Be clear about working hours and online expectations. Most virtual companies also have a more progressive approach to workplace flexibility, allowing their staff some choice in when as well as where they work. Depending on the nature of the work being done, synchronous in-office time may be more or less critical for a team. Rather than defaulting to the in-office model of required “face time” hours, it’s important for leaders to articulate what’s required versus what’s flexible. Are some core hours required, while others can flex? How important is predictability of schedule? Is it truly open, as long as a certain quantity of hours is reached? Is it up to the individual to use their best judgment? How does a person’s availability get communicated? Establish your boundaries, communicate them clearly, and make sure the team understands and follows them.
Invest in tools. The same tools that help us serve our clients also help us serve each other. Skype is our work hub, where most of the communication gets done. For video conferencing and screen sharing, we roll with iMeet or GoToMeeting. We rely on collaboration tools for everything from our software development process to client projects, to our own intranet and wiki, and we capture and share everything through Google Drive. License fees are almost universally small for the huge benefits you receive as a virtual company in sharing, working, and tracking together.
Keep core values front and center. Because they’re not posted on a wall that anyone can see (which arguably doesn’t go all that far, anyway), you’ve got to remind people about why the organization operates as it does, and what each person’s role is in the greater whole. We recently instituted the “Mr. T Award for Excellence”, which is our characteristically tongue-in-cheek way of honoring our core values in action. Team members award it to one another each week in our Project Update call, sharing a few words about which core values someone demonstrated, like earning client trust; using the right tool for the job; practicing non-sucky communication; or commitment to new technology, processes, or ideas.
Realize that it’s not for everyone. Alas, a lot of the problems I hear from leaders of remote teams or virtual companies boil down to knowing how to set up an effective virtual workplace, because there’s not yet much support for the managers who tend to make these kinds of environments work. However, even in the most thoughtful virtual company, there are individuals who don’t thrive. Maybe they’re extroverts who desire daily face-time. Maybe it’s a very junior employee who needs in-person mentorship to be successful, or someone in a role that really requires hands-on, side-by-side, physical presence. Careful questioning in the interview process can help vet candidates for virtual work. And there’s still a lot of work to be done on how best to evaluate performance across distances (see systems like Results-Only Work Environments for some great thinking in this area).

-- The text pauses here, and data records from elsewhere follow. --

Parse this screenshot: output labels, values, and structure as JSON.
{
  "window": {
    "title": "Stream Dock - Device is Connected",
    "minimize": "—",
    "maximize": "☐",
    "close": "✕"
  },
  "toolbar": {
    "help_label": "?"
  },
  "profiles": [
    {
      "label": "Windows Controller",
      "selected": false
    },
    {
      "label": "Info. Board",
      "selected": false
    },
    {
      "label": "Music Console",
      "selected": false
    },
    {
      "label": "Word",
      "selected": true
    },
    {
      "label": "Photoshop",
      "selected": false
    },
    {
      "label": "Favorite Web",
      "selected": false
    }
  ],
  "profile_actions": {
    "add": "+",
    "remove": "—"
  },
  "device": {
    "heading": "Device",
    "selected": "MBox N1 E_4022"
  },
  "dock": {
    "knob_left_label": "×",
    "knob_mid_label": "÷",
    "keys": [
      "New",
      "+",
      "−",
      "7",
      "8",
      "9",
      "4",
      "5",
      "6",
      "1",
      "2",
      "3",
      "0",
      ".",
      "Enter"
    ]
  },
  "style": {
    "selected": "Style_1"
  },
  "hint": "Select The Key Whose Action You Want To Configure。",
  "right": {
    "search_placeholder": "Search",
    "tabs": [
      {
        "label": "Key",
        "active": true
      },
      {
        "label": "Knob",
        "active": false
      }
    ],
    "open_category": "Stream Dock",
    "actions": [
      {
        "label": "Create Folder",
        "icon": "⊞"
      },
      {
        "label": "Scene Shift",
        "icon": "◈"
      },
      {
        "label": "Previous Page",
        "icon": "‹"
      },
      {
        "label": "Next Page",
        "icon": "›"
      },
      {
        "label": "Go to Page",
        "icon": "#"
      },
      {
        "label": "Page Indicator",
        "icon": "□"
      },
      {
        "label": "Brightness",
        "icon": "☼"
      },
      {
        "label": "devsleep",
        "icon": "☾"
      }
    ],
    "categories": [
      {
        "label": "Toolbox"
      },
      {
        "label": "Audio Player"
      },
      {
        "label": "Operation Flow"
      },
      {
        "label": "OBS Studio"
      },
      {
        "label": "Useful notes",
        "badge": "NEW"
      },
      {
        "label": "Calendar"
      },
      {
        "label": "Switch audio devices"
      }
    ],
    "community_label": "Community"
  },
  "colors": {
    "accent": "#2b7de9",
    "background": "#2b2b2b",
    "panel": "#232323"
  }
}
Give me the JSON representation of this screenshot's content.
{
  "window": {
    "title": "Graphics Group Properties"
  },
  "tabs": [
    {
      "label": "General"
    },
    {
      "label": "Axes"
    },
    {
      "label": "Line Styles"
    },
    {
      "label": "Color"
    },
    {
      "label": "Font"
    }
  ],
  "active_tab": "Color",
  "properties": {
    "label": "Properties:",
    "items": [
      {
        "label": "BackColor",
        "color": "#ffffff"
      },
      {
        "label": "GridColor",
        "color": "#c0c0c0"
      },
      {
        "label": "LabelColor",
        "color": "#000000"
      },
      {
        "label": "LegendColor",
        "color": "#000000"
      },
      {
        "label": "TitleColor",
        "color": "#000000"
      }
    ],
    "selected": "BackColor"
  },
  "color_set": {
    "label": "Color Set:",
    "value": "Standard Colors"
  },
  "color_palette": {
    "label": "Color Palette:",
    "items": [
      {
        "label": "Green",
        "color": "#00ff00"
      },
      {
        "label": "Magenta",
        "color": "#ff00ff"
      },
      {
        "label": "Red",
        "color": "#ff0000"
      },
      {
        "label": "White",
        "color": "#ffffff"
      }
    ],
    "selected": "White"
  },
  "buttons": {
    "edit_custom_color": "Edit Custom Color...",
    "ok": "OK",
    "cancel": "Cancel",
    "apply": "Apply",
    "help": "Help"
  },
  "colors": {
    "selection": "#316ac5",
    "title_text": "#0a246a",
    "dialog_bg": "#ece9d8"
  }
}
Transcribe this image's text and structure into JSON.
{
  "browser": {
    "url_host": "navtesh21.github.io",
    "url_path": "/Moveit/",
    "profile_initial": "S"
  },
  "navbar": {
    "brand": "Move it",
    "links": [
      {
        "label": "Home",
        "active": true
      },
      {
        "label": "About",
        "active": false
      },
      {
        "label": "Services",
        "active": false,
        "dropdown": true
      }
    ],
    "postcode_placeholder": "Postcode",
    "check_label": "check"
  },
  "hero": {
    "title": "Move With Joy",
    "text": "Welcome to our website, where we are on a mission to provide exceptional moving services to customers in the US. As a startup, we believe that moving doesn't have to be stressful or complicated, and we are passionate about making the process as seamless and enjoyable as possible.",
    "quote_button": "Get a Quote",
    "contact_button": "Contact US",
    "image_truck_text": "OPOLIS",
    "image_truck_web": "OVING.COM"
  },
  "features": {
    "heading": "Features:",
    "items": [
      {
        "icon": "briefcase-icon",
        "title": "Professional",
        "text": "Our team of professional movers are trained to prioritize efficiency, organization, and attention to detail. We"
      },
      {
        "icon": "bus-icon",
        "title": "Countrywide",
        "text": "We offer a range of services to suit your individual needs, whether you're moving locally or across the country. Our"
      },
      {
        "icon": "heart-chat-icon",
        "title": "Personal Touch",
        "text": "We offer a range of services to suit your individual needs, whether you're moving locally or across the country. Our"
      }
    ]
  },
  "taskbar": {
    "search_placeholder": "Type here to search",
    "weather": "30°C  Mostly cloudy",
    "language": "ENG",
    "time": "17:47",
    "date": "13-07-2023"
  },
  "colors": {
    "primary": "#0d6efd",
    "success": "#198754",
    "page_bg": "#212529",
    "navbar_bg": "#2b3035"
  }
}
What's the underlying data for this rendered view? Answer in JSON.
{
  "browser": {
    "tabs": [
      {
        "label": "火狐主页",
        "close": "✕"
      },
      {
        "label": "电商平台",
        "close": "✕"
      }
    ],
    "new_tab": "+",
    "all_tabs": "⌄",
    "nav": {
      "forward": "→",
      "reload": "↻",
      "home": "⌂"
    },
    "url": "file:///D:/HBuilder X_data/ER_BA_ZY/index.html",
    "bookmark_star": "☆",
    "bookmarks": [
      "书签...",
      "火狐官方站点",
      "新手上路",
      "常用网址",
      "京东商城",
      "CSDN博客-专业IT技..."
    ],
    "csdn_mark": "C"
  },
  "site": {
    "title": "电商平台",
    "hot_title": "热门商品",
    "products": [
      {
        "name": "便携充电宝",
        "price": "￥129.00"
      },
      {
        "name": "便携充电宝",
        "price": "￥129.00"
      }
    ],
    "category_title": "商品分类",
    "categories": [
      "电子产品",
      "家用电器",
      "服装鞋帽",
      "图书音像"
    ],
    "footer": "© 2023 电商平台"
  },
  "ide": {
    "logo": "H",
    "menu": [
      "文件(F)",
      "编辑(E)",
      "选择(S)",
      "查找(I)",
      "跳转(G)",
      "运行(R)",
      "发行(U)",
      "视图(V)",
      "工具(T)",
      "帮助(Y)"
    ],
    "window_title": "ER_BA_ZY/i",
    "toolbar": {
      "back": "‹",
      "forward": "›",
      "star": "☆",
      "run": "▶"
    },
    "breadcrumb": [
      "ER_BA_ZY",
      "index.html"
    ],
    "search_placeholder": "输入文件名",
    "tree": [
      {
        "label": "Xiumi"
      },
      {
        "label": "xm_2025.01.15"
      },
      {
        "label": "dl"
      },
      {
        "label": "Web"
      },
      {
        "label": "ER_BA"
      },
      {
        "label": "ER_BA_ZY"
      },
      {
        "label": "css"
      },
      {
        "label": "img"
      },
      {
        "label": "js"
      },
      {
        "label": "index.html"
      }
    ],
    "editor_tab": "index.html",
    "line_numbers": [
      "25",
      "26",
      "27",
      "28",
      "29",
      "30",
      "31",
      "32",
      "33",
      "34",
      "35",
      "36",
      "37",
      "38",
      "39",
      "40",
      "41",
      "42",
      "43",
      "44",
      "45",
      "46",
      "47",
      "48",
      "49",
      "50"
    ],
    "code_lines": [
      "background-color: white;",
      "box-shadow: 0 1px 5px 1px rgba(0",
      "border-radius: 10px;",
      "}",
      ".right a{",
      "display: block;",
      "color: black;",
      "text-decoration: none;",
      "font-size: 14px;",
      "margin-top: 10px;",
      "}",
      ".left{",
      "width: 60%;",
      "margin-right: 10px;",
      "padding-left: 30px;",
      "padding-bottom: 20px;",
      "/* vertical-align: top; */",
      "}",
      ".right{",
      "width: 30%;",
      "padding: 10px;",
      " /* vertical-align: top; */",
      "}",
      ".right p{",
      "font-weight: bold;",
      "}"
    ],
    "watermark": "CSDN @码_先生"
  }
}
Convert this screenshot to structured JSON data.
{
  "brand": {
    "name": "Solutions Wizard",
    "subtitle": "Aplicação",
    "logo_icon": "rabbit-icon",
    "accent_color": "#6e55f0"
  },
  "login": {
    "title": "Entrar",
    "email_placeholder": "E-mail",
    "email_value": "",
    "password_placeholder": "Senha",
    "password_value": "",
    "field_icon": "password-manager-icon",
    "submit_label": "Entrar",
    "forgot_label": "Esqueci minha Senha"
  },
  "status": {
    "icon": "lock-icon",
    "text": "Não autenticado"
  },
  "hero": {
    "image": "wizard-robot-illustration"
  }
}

We don’t get it right all the time. Misunderstandings happen. We evolve as we go along. Ultimately, we’re all just humans trying to do good, important, meaningful work for our clients, figuring out the best way to tack together while working wherever we choose to be.
Because we’re committed to being the kind of company where we also want to work, Jackson River is proud to be a champion of the newly-launched Great Work Cultures initiative.